A cessão de crédito está prevista nos artigos 286 a 298 do Código Civil e é regulada pelo Banco Central do Brasil. Essa modalidade é o negócio jurídico pelo qual o credor transfere a um terceiro, chamado cessionário, sua posição ativa no recebimento do débito. Essa transação ocorre independente da autorização do devedor, porém, ele deve ser comunicado da mudança. A transferência pode ser onerosa ou gratuita.

>> Tira dúvidas sobre a cessão de crédito:

1. Terceirização de dívida

A prática não é ilegal. Uma empresa pode vender ou ceder os direitos de um débito para outra, desde que siga os procedimentos legais.

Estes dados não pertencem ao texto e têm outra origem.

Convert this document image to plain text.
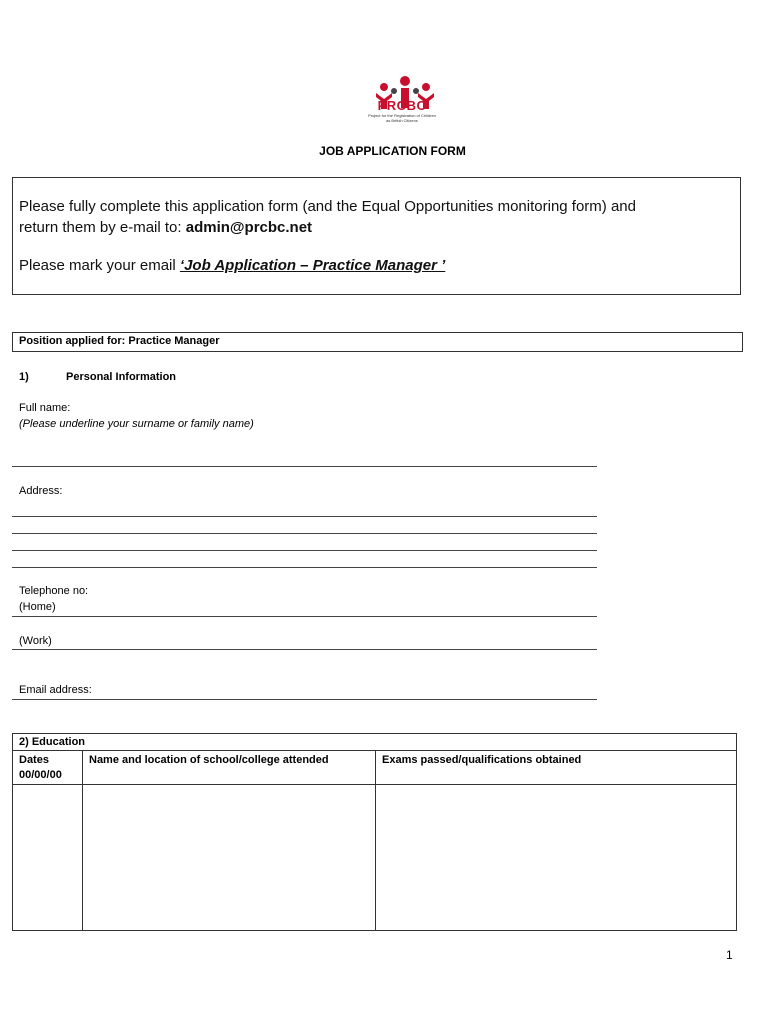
PRCBC
Project for the Registration of Children as British Citizens
JOB APPLICATION FORM
Please fully complete this application form (and the Equal Opportunities monitoring form) and
return them by e-mail to: admin@prcbc.net
Please mark your email ‘Job Application – Practice Manager ’
Position applied for: Practice Manager
1)	Personal Information
Full name:
(Please underline your surname or family name)
Address:
Telephone no:
(Home)
(Work)
Email address:
2) Education
Dates
00/00/00
Name and location of school/college attended	Exams passed/qualifications obtained
1
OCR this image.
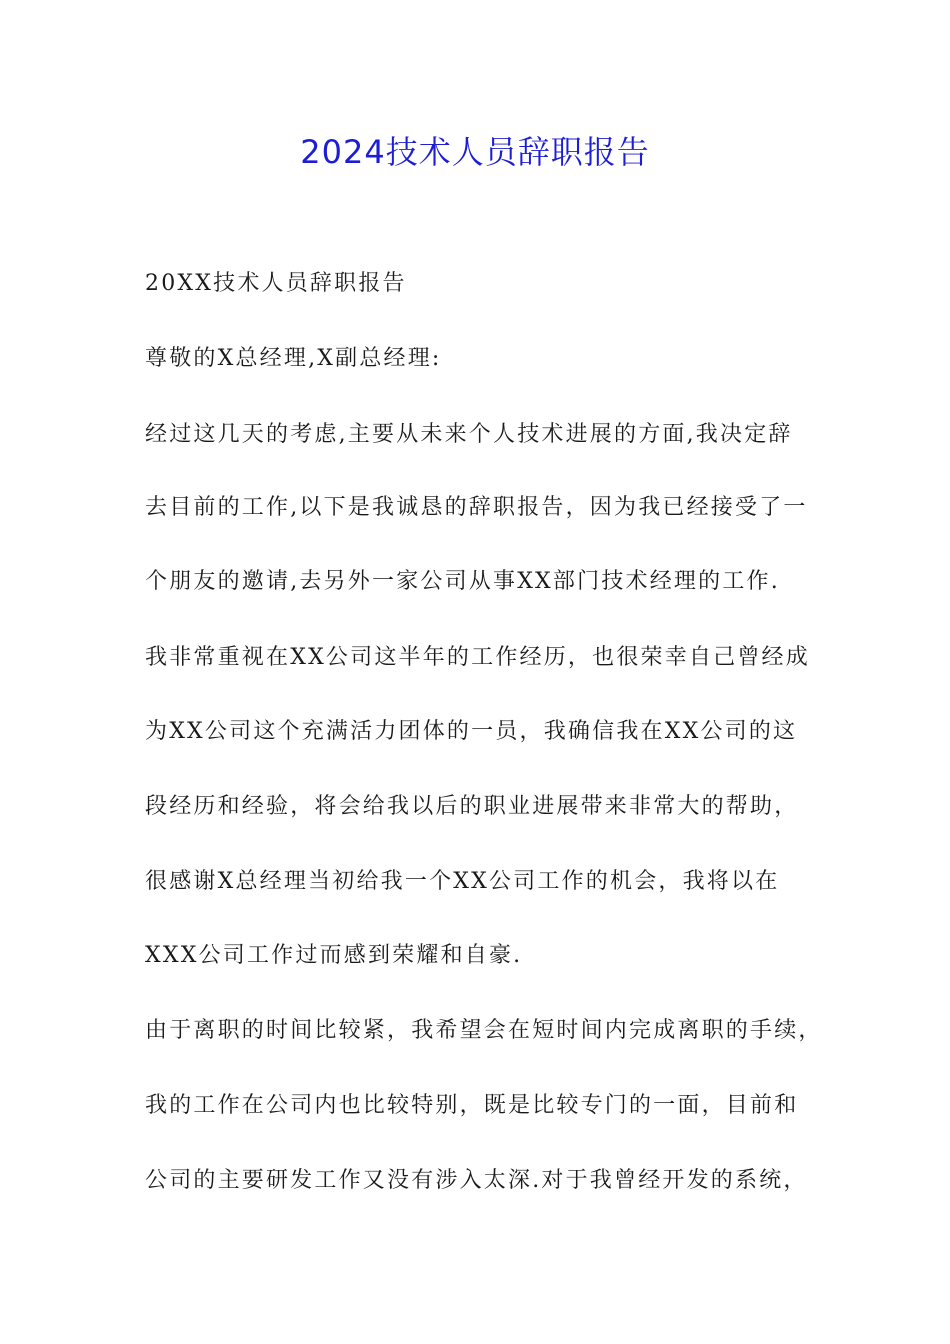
2024技术人员辞职报告
20XX技术人员辞职报告
尊敬的X总经理,X副总经理:
经过这几天的考虑,主要从未来个人技术进展的方面,我决定辞
去目前的工作,以下是我诚恳的辞职报告，因为我已经接受了一
个朋友的邀请,去另外一家公司从事XX部门技术经理的工作.
我非常重视在XX公司这半年的工作经历，也很荣幸自己曾经成
为XX公司这个充满活力团体的一员，我确信我在XX公司的这
段经历和经验，将会给我以后的职业进展带来非常大的帮助，
很感谢X总经理当初给我一个XX公司工作的机会，我将以在
XXX公司工作过而感到荣耀和自豪.
由于离职的时间比较紧，我希望会在短时间内完成离职的手续，
我的工作在公司内也比较特别，既是比较专门的一面，目前和
公司的主要研发工作又没有涉入太深.对于我曾经开发的系统，
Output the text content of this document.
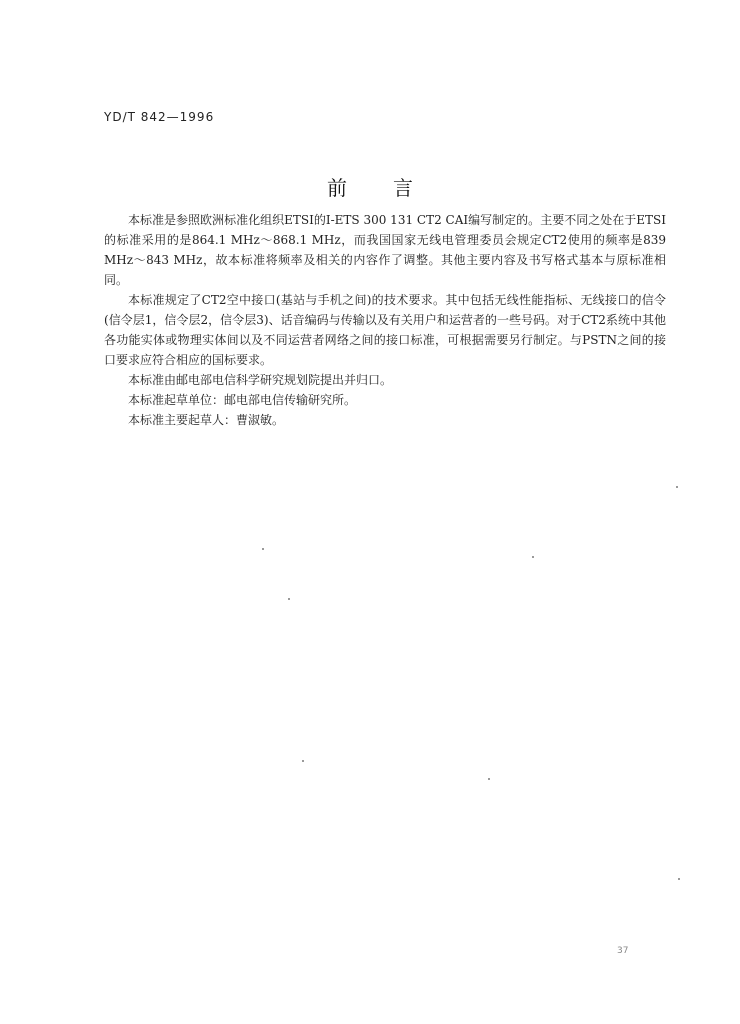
YD/T 842—1996
前 言

本标准是参照欧洲标准化组织ETSI的I-ETS 300 131 CT2 CAI编写制定的。主要不同之处在于ETSI的标准采用的是864.1 MHz～868.1 MHz，而我国国家无线电管理委员会规定CT2使用的频率是839 MHz～843 MHz，故本标准将频率及相关的内容作了调整。其他主要内容及书写格式基本与原标准相同。

本标准规定了CT2空中接口(基站与手机之间)的技术要求。其中包括无线性能指标、无线接口的信令(信令层1，信令层2，信令层3)、话音编码与传输以及有关用户和运营者的一些号码。对于CT2系统中其他各功能实体或物理实体间以及不同运营者网络之间的接口标准，可根据需要另行制定。与PSTN之间的接口要求应符合相应的国标要求。

本标准由邮电部电信科学研究规划院提出并归口。

本标准起草单位：邮电部电信传输研究所。

本标准主要起草人：曹淑敏。

37
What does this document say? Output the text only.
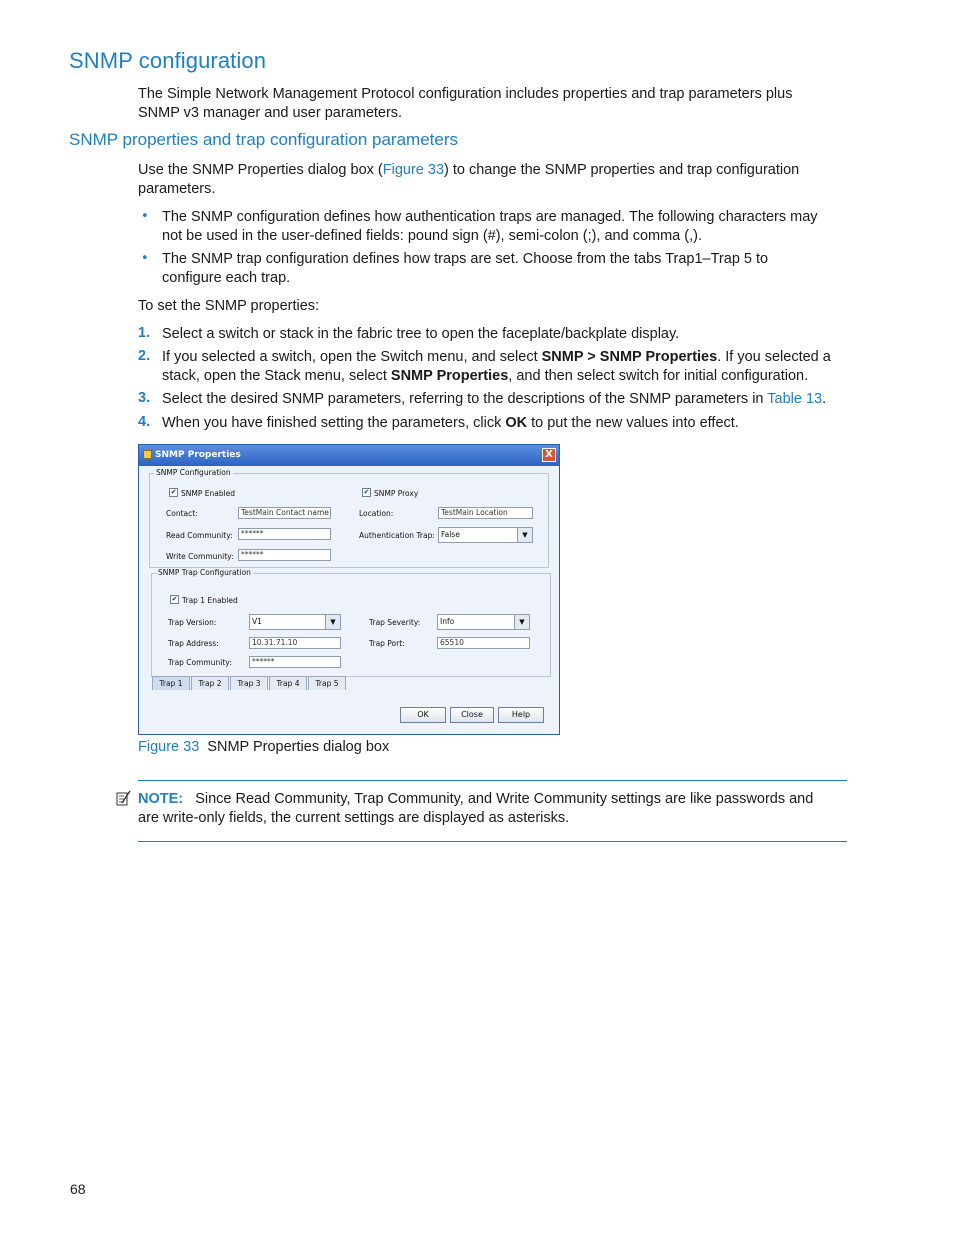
SNMP configuration
The Simple Network Management Protocol configuration includes properties and trap parameters plus
SNMP v3 manager and user parameters.
SNMP properties and trap configuration parameters
Use the SNMP Properties dialog box (Figure 33) to change the SNMP properties and trap configuration
parameters.
• The SNMP configuration defines how authentication traps are managed. The following characters may
not be used in the user-defined fields: pound sign (#), semi-colon (;), and comma (,).
• The SNMP trap configuration defines how traps are set. Choose from the tabs Trap1–Trap 5 to
configure each trap.
To set the SNMP properties:
1. Select a switch or stack in the fabric tree to open the faceplate/backplate display.
2. If you selected a switch, open the Switch menu, and select SNMP > SNMP Properties. If you selected a
stack, open the Stack menu, select SNMP Properties, and then select switch for initial configuration.
3. Select the desired SNMP parameters, referring to the descriptions of the SNMP parameters in Table 13.
4. When you have finished setting the parameters, click OK to put the new values into effect.
SNMP Properties	X
SNMP Configuration
✔ SNMP Enabled	✔ SNMP Proxy
Contact:	TestMain Contact name	Location:	TestMain Location
Read Community:	******	Authentication Trap: False	▼
Write Community: ******
SNMP Trap Configuration
✔ Trap 1 Enabled
Trap Version:	V1	▼	Trap Severity:	Info	▼
Trap Address:	10.31.71.10	Trap Port:	65510
Trap Community:	******
Trap 1	Trap 2	Trap 3	Trap 4	Trap 5
OK	Close	Help
Figure 33 SNMP Properties dialog box
NOTE: Since Read Community, Trap Community, and Write Community settings are like passwords and
are write-only fields, the current settings are displayed as asterisks.
68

2. Empresas que costumam terceirizar débitos

Bancos, instituições financeiras,operadoras de telefonia, companhias de cartão de crédito, etc.

3.Comunicado

O devedor deve ser avisado de que a cobrança da dívida foi repassada para outra empresa via documento oficial.

4.Contrato

O contrato entre o devedor e o credor não pode ser modificado. Deve permanecer o mesmo acordado na data da contratação do serviço, isso inclui mesma porcentagem de juros, valor da multa, prazo para pagamento, etc. Se isso não ocorrer, o consumidor pode discordar e questionar na justiça.


5. Negociação

A partir do momento em que a dívida foi terceirizada, as negociações de valores, prazos e juros, devem ser feitas com a nova empresa. Sempre seguindo o contrato assinado na época da contratação do serviço.

6. Cobrança vexatória

O credor tem direito de cobrar a dívida. Porém, não deve fazê-la de forma vexatória, como deixar recados comunicando do débito em aberto com parentes, vizinhos ou colegas de trabalho. Essa situação pode caracterizar dano moral e pode gerar indenização para o consumidor. Cobranças nos fins de semana ou prática de telefonar várias vezes no mesmo dia, também pode gerar indenizações.


7. Prescrição da dívida

A maior parte das dívidas diárias, como boletos bancários, cartões de crédito e convênio médico, por exemplo, prescreve em cinco anos. Outros tipos de dívidas possuem prazo maior, mas nunca ultrapassa 10 anos. No caso da terceirização da dívida, o cálculo da prescrição é feito a partir da data do vencimento do débito, não a partir da aquisição da dívida por outra empresa.